- Born: Malcolm Sharpe April 2, 1936 Cambridge, Massachusetts, U.S.
- Died: March 10, 2020 (aged 83) Berkeley, California, U.S.
- Occupations: Radio host, comedian
- Employer: KGO

= Mal Sharpe =

American broadcaster (1936–2020)

Malcolm Sharpe (April 2, 1936 – March 10, 2020) was an American television and radio personality with roots in San Francisco, California.

==Life and career==

In the early 1960s, the Cambridge, Massachusetts-born Sharpe collaborated with Jim Coyle to create a series of comic on-the-street interviews for San Francisco radio station KGO. Armed with a tape recorder, Coyle and Sharpe confronted pedestrians with unusual questions or strange behavior. In a 1964 interview with Newsweek magazine, Sharpe explained "We try to pose an almost plausible question, then proceed step by step into absurdity until the interviewee is seething."

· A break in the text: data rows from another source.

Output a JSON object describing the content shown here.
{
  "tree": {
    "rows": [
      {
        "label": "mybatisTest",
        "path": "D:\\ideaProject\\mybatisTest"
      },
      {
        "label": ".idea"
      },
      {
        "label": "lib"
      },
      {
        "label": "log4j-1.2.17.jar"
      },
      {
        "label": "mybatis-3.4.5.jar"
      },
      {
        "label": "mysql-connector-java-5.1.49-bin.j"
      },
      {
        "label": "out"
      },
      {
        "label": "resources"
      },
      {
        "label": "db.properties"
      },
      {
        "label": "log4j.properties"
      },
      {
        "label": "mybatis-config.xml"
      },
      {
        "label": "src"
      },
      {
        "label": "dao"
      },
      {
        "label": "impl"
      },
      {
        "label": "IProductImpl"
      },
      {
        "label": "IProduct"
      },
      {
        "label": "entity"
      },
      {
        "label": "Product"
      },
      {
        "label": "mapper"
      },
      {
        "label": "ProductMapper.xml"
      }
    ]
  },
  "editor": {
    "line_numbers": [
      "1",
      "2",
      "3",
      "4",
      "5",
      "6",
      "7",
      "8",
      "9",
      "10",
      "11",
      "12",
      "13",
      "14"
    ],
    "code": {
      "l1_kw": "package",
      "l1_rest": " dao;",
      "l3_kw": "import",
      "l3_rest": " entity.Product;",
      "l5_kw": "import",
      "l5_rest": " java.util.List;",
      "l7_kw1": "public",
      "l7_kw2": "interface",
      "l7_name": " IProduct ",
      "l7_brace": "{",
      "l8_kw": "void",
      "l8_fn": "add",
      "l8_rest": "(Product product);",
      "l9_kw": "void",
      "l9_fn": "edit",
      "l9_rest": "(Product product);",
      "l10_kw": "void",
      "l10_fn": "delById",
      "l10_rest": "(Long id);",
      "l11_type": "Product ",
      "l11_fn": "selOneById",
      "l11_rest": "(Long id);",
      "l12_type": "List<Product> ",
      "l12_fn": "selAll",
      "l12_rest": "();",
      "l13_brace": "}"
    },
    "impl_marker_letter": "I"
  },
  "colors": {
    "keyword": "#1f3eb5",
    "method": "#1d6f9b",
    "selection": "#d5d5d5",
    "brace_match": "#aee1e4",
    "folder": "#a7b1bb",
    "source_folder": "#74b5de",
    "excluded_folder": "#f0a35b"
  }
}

After four years of recording short skits for KGO, Coyle and Sharpe recorded a hidden camera television pilot in 1964 called The Imposters with host George Fenneman but it remained unsold and was never aired in full. A 2006 four disc box set of 1960s material titled These 2 Men Are Impostors contains The Imposters pilot in addition to KGO radio recordings and previously unreleased pranks. Along with Coyle, he also recorded two comedy albums of street pranks in 1964 for the Warner Brothers record label. As a solo performer, he later released two albums.

In 1968, Sharpe conducted a series of man-on-the-street interviews for a sequence in the film Head starring the Monkees. Most of Sharpe's questions were omitted from the film "for effect", though he is heard asking "Are you telling me that you don't see the connection between government and laughing at people?" Selections from the sequence was edited into the track "Poll" on the film's soundtrack album.

In 1971, Sharpe continued as a solo interviewer with a syndicated TV series titled The Street People. In the 1980s he hosted a series of public television specials titled Mal Sharpe's San Francisco which included a mixture of new material and older clips.

Sharpe was a "trad jazz" fan and said that he moved to San Francisco after seeing a Turk Murphy's Jazz Band album cover. He began playing the trombone at 15, and although he "had not kept it up", a chance request to sit in with a jazz group led to a regular gig at a North Beach, San Francisco nightclub in the late 1950s. In the 1980s he established his own Big Money In Jazz band. They regularly appeared at venues such as the Savoy Tivoli and Enrico’s in San Francisco and the No Name Bar in Sausalito.

Sharpe resided in Berkeley, California, with his wife. He hosted a jazz show, Back on Basin Street, from 9:00 to 11:00 p.m. Sunday Pacific Time on KCSM at the College of San Mateo in California. The final Back on Basin Street was aired on Sunday, March 25, 2012. He died on March 10, 2020, of complications from heart surgery at the age of 83.